Agnieszka Holland, Poland
The animals are angry. Over the past several months, hunters in the small Polish town have been ending up dead, often with suspicious animal prints nearby. Local schoolteacher and animal lover Duszejko believes it to be the work of the animals she has been trying to protect. But have the local animals been fighting back against the tyrannical humans or is there something more sinister at hand?
Duszejko is something of the town eccentric. While her students love her, the men of the town are far more derisive. Duszejko herself does not hide her dislike for the hunters either, particularly after her two beloved dogs go missing one day. As the film proceeds, she begins to act more and more erratically, arguing with exasperated police officers about how they should be going after hunters who kill animals out of season.

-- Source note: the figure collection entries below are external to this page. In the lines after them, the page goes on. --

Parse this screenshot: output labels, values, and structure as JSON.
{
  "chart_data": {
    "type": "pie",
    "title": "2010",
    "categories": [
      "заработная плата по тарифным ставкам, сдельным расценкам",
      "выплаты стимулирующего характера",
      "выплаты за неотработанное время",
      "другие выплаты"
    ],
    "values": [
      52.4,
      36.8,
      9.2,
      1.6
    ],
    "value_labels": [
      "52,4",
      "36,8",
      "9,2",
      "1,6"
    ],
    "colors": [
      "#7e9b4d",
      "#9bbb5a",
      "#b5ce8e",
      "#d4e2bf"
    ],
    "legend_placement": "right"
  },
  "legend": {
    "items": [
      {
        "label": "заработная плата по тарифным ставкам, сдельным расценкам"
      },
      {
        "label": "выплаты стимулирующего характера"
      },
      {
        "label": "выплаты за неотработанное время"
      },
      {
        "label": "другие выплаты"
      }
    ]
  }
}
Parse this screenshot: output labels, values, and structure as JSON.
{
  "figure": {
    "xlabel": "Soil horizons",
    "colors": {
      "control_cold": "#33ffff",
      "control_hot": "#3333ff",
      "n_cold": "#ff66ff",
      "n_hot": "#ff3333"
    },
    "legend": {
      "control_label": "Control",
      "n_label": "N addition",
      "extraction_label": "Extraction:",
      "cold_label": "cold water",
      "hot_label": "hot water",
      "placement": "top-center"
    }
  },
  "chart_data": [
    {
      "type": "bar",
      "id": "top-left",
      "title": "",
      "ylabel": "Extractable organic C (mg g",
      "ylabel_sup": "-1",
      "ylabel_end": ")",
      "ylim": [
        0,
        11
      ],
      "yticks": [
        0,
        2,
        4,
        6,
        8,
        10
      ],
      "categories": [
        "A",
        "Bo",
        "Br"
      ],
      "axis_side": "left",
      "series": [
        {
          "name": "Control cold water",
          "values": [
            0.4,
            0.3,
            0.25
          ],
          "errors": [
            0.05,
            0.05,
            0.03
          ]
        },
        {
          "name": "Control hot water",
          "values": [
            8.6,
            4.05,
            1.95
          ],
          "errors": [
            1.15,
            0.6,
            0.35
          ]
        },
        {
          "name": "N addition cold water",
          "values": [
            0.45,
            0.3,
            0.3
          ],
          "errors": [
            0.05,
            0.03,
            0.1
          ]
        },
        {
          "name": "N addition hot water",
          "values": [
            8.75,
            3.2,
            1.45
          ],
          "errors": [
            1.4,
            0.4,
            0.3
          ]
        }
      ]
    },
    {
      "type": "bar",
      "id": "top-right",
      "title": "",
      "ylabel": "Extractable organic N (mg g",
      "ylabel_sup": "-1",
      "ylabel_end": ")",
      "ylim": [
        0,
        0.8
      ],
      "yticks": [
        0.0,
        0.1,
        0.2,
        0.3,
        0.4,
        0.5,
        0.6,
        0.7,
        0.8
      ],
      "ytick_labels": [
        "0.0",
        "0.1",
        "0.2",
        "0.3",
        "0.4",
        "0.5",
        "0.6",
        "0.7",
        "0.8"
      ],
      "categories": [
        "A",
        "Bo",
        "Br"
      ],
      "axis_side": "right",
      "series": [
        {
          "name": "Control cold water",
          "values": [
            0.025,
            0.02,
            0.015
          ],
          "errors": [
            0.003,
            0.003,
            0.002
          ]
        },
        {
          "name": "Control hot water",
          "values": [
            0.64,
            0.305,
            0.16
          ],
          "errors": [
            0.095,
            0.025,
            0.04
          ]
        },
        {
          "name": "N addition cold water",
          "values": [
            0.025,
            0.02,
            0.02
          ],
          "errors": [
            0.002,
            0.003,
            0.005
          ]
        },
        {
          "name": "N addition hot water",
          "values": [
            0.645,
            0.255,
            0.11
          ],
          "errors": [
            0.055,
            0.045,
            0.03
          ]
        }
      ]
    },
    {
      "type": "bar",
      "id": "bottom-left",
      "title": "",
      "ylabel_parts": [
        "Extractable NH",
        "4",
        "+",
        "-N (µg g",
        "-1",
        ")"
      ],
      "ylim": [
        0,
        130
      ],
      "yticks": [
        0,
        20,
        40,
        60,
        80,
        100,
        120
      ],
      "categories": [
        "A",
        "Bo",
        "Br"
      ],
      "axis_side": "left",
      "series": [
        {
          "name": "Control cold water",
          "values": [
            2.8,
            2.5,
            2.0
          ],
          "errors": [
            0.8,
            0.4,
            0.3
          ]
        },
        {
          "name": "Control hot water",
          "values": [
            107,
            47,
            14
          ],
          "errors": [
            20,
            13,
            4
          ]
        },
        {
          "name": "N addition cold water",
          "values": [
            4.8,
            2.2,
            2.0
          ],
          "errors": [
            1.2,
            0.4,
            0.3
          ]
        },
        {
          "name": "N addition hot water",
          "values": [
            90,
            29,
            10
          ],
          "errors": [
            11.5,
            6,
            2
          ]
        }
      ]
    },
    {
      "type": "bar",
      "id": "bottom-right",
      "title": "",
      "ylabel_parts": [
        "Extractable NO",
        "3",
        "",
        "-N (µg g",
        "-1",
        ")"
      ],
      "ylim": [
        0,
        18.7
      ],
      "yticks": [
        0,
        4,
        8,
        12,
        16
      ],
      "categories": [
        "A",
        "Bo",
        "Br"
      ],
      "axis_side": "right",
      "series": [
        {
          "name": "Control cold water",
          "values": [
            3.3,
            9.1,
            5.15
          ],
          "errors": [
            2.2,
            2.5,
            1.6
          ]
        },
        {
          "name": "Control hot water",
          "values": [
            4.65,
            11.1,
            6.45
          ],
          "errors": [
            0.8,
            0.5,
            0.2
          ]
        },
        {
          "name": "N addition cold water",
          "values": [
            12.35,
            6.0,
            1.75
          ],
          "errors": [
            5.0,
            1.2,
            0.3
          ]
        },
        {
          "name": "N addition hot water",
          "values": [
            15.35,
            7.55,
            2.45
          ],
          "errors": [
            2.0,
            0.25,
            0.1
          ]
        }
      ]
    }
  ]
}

Meanwhile she just keeps on accidentally stumbling over the dead bodies of the very men she hates most. As she investigates these murders, she comes to, what she believes, is the obvious conclusion: it must be the animals.
At times humorous, but overall just exceedingly bizarre, Spoor doesn’t seem to know what direction it wants to go in. At times, it seems like the director wishes the viewer to agree with what Duszejko is saying and at other times the same lines will be played in a near manic way that completely undermines any sort of point. Sometimes the film feels almost like it is floating in a sort of magical realistic world where animals can be vengeful murderers, but then it switches around to be more realistic. What results is a film that twists the viewer’s feelings up, but not in a particularly logical or enlightening way. And so by the end of the film, one begins to wonder if there was actually a moral point to all of this, or if it is just some Eco terrorist’s fever dream.